In hindsight, the whole “Glenn’s fake death” thing seems pretty cheap, and the camera angles make it look pretty obvious that he didn’t really die. At the time, though, the sight of Glenn being knocked off the dumpster and seemingly being ripped apart by a herd of walkers was incredibly shocking. It was one of the first times in a while that made you feel like nobody was really safe, and is all the more impactful given Glenn’s decision to spare Nicholas’ life in the previous episode, only to have that be his ultimate (supposed) downfall.
Emotions are running high in Alexandria as Deanna tries to decide what to do with Rick. This, of course, sets up Rick’s eventual position as leader of the community, while Daryl and Aaron’s scouting mission sets up the looming threat of the Wolves for Season 6. Not only that, but we get to see the return of Morgan, who’s become quite the skilled fighter in his time off-screen and a valuable new asset to Rick’s group. Unlike most of the season finales, though, this one offered satisfying resolutions to many of the ongoing conflicts, showing us that despite dealing with walkers, the Governor, and Terminus, our group’s humanity still hadn’t been completely lost.
Too Far Gone
After starting off as a naïve, one-note farmer, Hershel eventually became one of the most likable, hope-inspiring characters on The Walking Dead. However, as is the case with beacons of hope on the show, this episode sees the light that is Herschel brutally extinguished at the hands of the Governor. His death is one of the hardest to watch, as we witness the Governor hack away at the neck of Hershel, swing after swing, until the man’s head is completely severed from his body, while all his friends and his children can do is look on in horror. It’s a powerful, moving episode, but not one that necessarily warrants repeat viewings.

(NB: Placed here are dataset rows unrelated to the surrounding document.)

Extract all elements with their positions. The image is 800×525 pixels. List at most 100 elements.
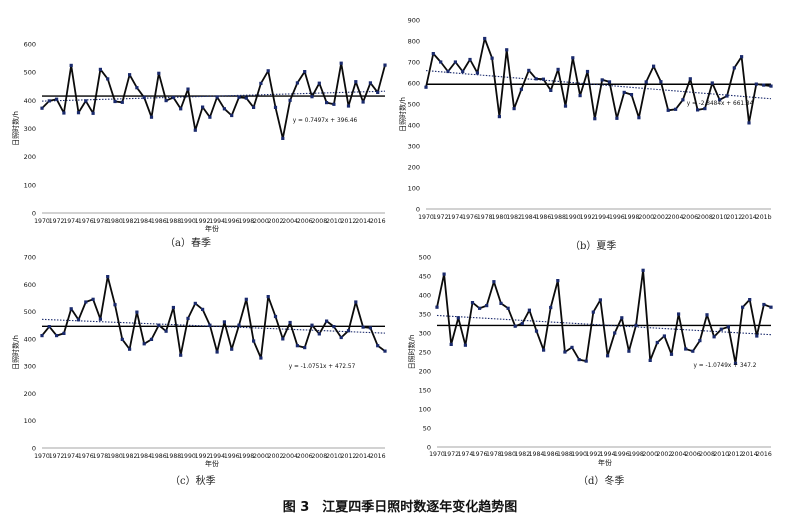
winter-data-point bbox=[613, 331, 617, 335]
spring-x-tick-label: 2016 bbox=[370, 218, 386, 225]
spring-y-axis-label: 日照时数/h bbox=[11, 111, 20, 146]
summer-data-point bbox=[541, 77, 545, 81]
summer-data-point bbox=[696, 108, 700, 112]
winter-data-point bbox=[542, 348, 546, 352]
autumn-data-point bbox=[252, 339, 256, 343]
summer-y-tick-label: 400 bbox=[408, 122, 420, 130]
winter-x-tick-label: 2006 bbox=[685, 451, 701, 458]
autumn-data-point bbox=[288, 320, 292, 325]
summer-x-tick-label: 1986 bbox=[536, 214, 552, 221]
autumn-y-tick-label: 500 bbox=[24, 308, 36, 316]
summer-data-point bbox=[703, 107, 707, 111]
spring-y-tick-label: 200 bbox=[24, 153, 36, 161]
summer-data-point bbox=[747, 121, 751, 125]
summer-data-point bbox=[629, 93, 634, 97]
spring-data-point bbox=[383, 63, 387, 67]
summer-data-point bbox=[600, 78, 604, 82]
autumn-y-tick-label: 400 bbox=[24, 335, 36, 343]
figure-title: 图 3 江夏四季日照时数逐年变化趋势图 bbox=[282, 500, 518, 515]
summer-x-tick-label: 2006 bbox=[682, 214, 698, 221]
winter-data-point bbox=[463, 343, 467, 347]
spring-data-point bbox=[157, 71, 161, 75]
summer-x-tick-label: 1976 bbox=[462, 214, 478, 221]
summer-y-tick-label: 300 bbox=[408, 143, 420, 151]
summer-x-tick-label: 2002 bbox=[653, 214, 669, 221]
autumn-series-line bbox=[41, 275, 386, 359]
autumn-x-tick-label: 1978 bbox=[93, 453, 109, 460]
spring-data-point bbox=[266, 69, 270, 73]
spring-y-tick-label: 0 bbox=[32, 210, 36, 218]
autumn-data-point bbox=[120, 337, 124, 341]
summer-y-tick-label: 500 bbox=[408, 101, 420, 109]
spring-x-tick-label: 2014 bbox=[355, 218, 371, 225]
winter-x-tick-label: 1982 bbox=[514, 451, 530, 458]
winter-data-point bbox=[712, 335, 716, 339]
winter-y-tick-label: 150 bbox=[419, 387, 431, 395]
winter-y-tick-label: 350 bbox=[419, 311, 431, 319]
autumn-data-point bbox=[91, 297, 95, 301]
autumn-x-tick-label: 2014 bbox=[355, 453, 371, 460]
winter-data-point bbox=[677, 312, 681, 316]
winter-data-point bbox=[733, 361, 738, 365]
autumn-data-point bbox=[201, 307, 205, 311]
autumn-x-tick-label: 2002 bbox=[268, 453, 284, 460]
autumn-x-tick-label: 2012 bbox=[341, 453, 357, 460]
summer-x-tick-label: 2008 bbox=[697, 214, 713, 221]
autumn-x-tick-label: 1974 bbox=[63, 453, 79, 460]
summer-data-point bbox=[431, 52, 435, 56]
winter-data-point bbox=[662, 334, 666, 338]
winter-data-point bbox=[520, 321, 524, 326]
autumn-data-point bbox=[135, 310, 139, 314]
caption-winter: （d）冬季 bbox=[578, 476, 625, 487]
autumn-data-point bbox=[259, 356, 263, 360]
autumn-x-tick-label: 1970 bbox=[34, 453, 50, 460]
spring-data-point bbox=[84, 99, 88, 103]
autumn-x-tick-label: 1982 bbox=[122, 453, 138, 460]
winter-x-tick-label: 1972 bbox=[443, 451, 459, 458]
autumn-data-point bbox=[113, 303, 117, 307]
winter-y-tick-label: 250 bbox=[419, 349, 431, 357]
summer-data-point bbox=[439, 60, 443, 64]
winter-x-tick-label: 2014 bbox=[742, 451, 758, 458]
summer-data-point bbox=[534, 77, 538, 81]
autumn-data-point bbox=[266, 295, 270, 299]
spring-data-point bbox=[40, 106, 44, 110]
summer-data-point bbox=[468, 57, 472, 62]
winter-y-axis-label: 日照时数/h bbox=[407, 335, 416, 370]
winter-x-tick-label: 2016 bbox=[756, 451, 772, 458]
winter-data-point bbox=[499, 301, 503, 305]
spring-data-point bbox=[295, 81, 299, 85]
winter-data-point bbox=[627, 349, 631, 353]
winter-x-tick-label: 2010 bbox=[713, 451, 729, 458]
summer-data-point bbox=[549, 88, 553, 92]
summer-y-tick-label: 600 bbox=[408, 80, 420, 88]
spring-data-point bbox=[201, 105, 205, 109]
autumn-x-tick-label: 1994 bbox=[209, 453, 225, 460]
autumn-data-point bbox=[310, 323, 314, 327]
autumn-data-point bbox=[193, 301, 197, 305]
autumn-data-point bbox=[281, 337, 285, 341]
spring-x-axis-label: 年份 bbox=[205, 224, 219, 233]
winter-data-point bbox=[669, 352, 674, 356]
winter-x-tick-label: 1978 bbox=[486, 451, 502, 458]
spring-x-tick-label: 1982 bbox=[122, 218, 138, 225]
autumn-data-point bbox=[215, 350, 219, 354]
spring-data-point bbox=[361, 100, 365, 104]
summer-data-point bbox=[461, 69, 465, 74]
autumn-x-tick-label: 2010 bbox=[326, 453, 342, 460]
summer-x-tick-label: 201b bbox=[756, 214, 772, 221]
spring-x-tick-label: 1996 bbox=[224, 218, 240, 225]
summer-data-point bbox=[578, 94, 582, 98]
spring-data-point bbox=[281, 136, 285, 140]
autumn-data-point bbox=[383, 349, 387, 353]
winter-data-point bbox=[648, 358, 652, 362]
winter-data-point bbox=[691, 349, 695, 353]
summer-x-tick-label: 2012 bbox=[726, 214, 742, 221]
autumn-data-point bbox=[346, 329, 351, 333]
autumn-x-tick-label: 2004 bbox=[282, 453, 298, 460]
summer-data-point bbox=[424, 85, 428, 89]
spring-trend-equation: y = 0.7497x + 396.46 bbox=[293, 118, 358, 124]
spring-data-point bbox=[106, 77, 110, 81]
summer-x-tick-label: 1980 bbox=[492, 214, 508, 221]
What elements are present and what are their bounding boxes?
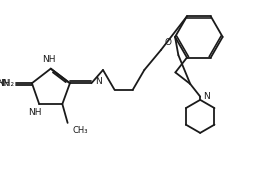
Text: NH₂: NH₂ — [0, 79, 15, 88]
Text: NH: NH — [42, 55, 56, 64]
Text: N: N — [204, 92, 210, 101]
Text: O: O — [165, 38, 172, 47]
Text: HN: HN — [0, 79, 10, 88]
Text: N: N — [95, 77, 101, 86]
Text: CH₃: CH₃ — [72, 125, 88, 135]
Text: NH: NH — [28, 108, 41, 117]
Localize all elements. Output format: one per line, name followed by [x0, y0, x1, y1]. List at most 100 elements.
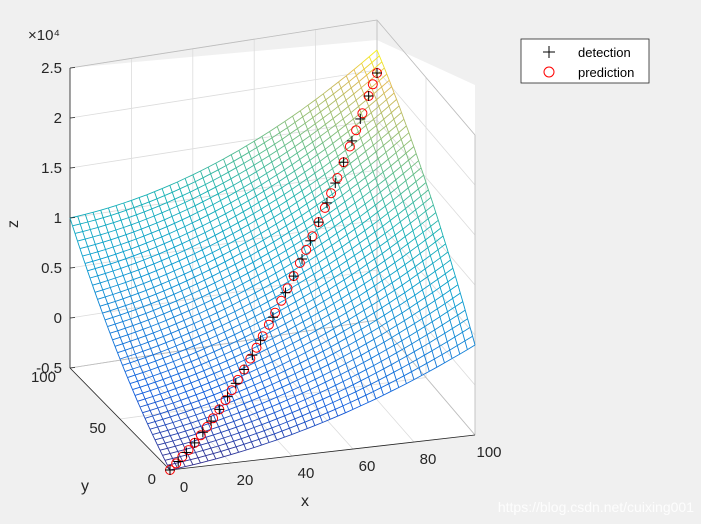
mesh-line: [334, 409, 339, 417]
mesh-line: [188, 333, 192, 340]
mesh-line: [233, 156, 242, 162]
mesh-line: [171, 216, 175, 224]
mesh-line: [253, 165, 257, 172]
mesh-line: [309, 412, 313, 420]
mesh-line: [372, 165, 381, 172]
mesh-line: [350, 106, 359, 114]
mesh-line: [387, 179, 396, 187]
mesh-line: [170, 310, 175, 318]
mesh-line: [317, 357, 326, 363]
mesh-line: [102, 217, 107, 226]
mesh-line: [142, 409, 151, 414]
mesh-line: [271, 384, 276, 391]
mesh-line: [214, 211, 219, 219]
legend[interactable]: detection prediction: [520, 38, 650, 84]
mesh-line: [253, 384, 258, 392]
mesh-line: [150, 366, 159, 371]
mesh-line: [219, 248, 224, 256]
mesh-line: [368, 298, 373, 306]
mesh-line: [298, 203, 308, 210]
mesh-line: [345, 363, 349, 371]
mesh-line: [142, 329, 147, 336]
mesh-line: [211, 341, 220, 346]
mesh-line: [124, 368, 133, 372]
mesh-line: [304, 418, 313, 423]
mesh-line: [327, 105, 332, 113]
mesh-line: [304, 372, 314, 377]
mesh-line: [143, 232, 152, 237]
mesh-line: [195, 373, 200, 381]
mesh-line: [183, 274, 188, 281]
mesh-line: [279, 353, 288, 359]
mesh-line: [120, 311, 129, 316]
mesh-line: [365, 118, 374, 126]
mesh-line: [310, 287, 319, 293]
mesh-line: [252, 262, 256, 269]
mesh-line: [325, 333, 329, 341]
mesh-line: [363, 383, 372, 389]
mesh-line: [197, 212, 201, 220]
mesh-line: [266, 371, 271, 379]
mesh-line: [213, 415, 217, 422]
mesh-line: [357, 398, 362, 407]
legend-box: [520, 38, 650, 84]
mesh-line: [251, 396, 260, 402]
mesh-line: [362, 144, 367, 152]
mesh-line: [160, 303, 169, 308]
mesh-line: [469, 327, 474, 337]
mesh-line: [327, 364, 331, 372]
mesh-line: [230, 150, 240, 156]
mesh-line: [135, 259, 144, 264]
mesh-line: [419, 334, 428, 340]
mesh-line: [379, 246, 383, 254]
mesh-line: [358, 343, 367, 349]
mesh-line: [242, 279, 251, 285]
mesh-line: [277, 279, 282, 287]
x-tick-label-5: 100: [476, 444, 501, 461]
mesh-line: [308, 305, 317, 311]
mesh-line: [171, 212, 180, 217]
mesh-line: [145, 309, 154, 314]
mesh-line: [246, 447, 255, 451]
mesh-line: [380, 185, 389, 193]
mesh-line: [143, 211, 147, 220]
mesh-line: [396, 99, 400, 107]
mesh-line: [215, 440, 219, 447]
mesh-line: [217, 237, 226, 243]
mesh-line: [258, 397, 263, 404]
mesh-line: [335, 284, 340, 292]
mesh-line: [243, 163, 247, 171]
mesh-line: [176, 277, 180, 285]
mesh-line: [127, 265, 132, 273]
mesh-line: [167, 411, 171, 418]
mesh-line: [140, 276, 144, 284]
mesh-line: [347, 156, 351, 164]
mesh-line: [375, 346, 380, 355]
mesh-line: [112, 317, 116, 325]
mesh-line: [274, 344, 278, 352]
mesh-line: [125, 302, 134, 307]
mesh-line: [256, 387, 265, 392]
mesh-line: [150, 300, 159, 305]
mesh-line: [327, 149, 336, 156]
mesh-line: [341, 272, 345, 281]
mesh-line: [278, 250, 287, 256]
mesh-line: [332, 188, 341, 195]
mesh-line: [325, 118, 334, 125]
mesh-line: [245, 430, 250, 437]
mesh-line: [259, 352, 263, 360]
prediction-point-16: [263, 319, 274, 330]
mesh-line: [221, 325, 225, 333]
prediction-point-11: [232, 374, 243, 385]
mesh-line: [375, 178, 379, 186]
mesh-line: [180, 358, 184, 365]
y-axis-label: y: [81, 478, 89, 495]
mesh-line: [175, 342, 184, 347]
mesh-line: [218, 364, 223, 371]
mesh-line: [147, 360, 156, 365]
mesh-line: [128, 262, 137, 267]
mesh-line: [130, 248, 134, 257]
mesh-line: [215, 420, 220, 427]
mesh-line: [253, 141, 258, 148]
mesh-line: [398, 327, 408, 334]
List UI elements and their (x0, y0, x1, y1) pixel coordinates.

The Day Will Come When You Won’t Be
Overall, Season 7 of The Walking Dead was met with largely mixed reactions, but in general, the season started off strong thanks to “The Day Will Come When You Won’t Be.” Season 6, of course, ended on a cliffhanger that teased Negan massacring a member of Rick’s group with his brutal barbed-wire-wrapped baseball bat, Lucille, and despite a little bit of misdirection, the payoff was achieved with the excruciating deaths of both Abraham and Glenn. It wouldn’t come immediately, though, as we were forced to watch the psychological torture of Rick before returning to the scene of the crimes in flashback sequences. The episode is incredibly tense, and delivers real heartbreak and horror that will surely resonate with viewers for years to come.
No Way Out
Multiple plot threads finally being tied together. Carl losing an eye in a callback to the comics. The Anderson family being devoured by walkers. Daryl decimating the Saviors with an RPG. The people of Alexandria rising up to finally start fighting for their survival. This episode truly has everything, and for the first time, Rick and his group actually manage to score a major win rather than being forced to resume wandering around seeking a safe haven. It meant that the show will no longer be about survival, but rebuilding and war. Yes, the walkers are still a threat, but the group is no longer afraid. “No Way Out” is everything that an episode of The Walking Dead should be, and hopefully when Season 8 comes along, there’ll be plenty more just like it.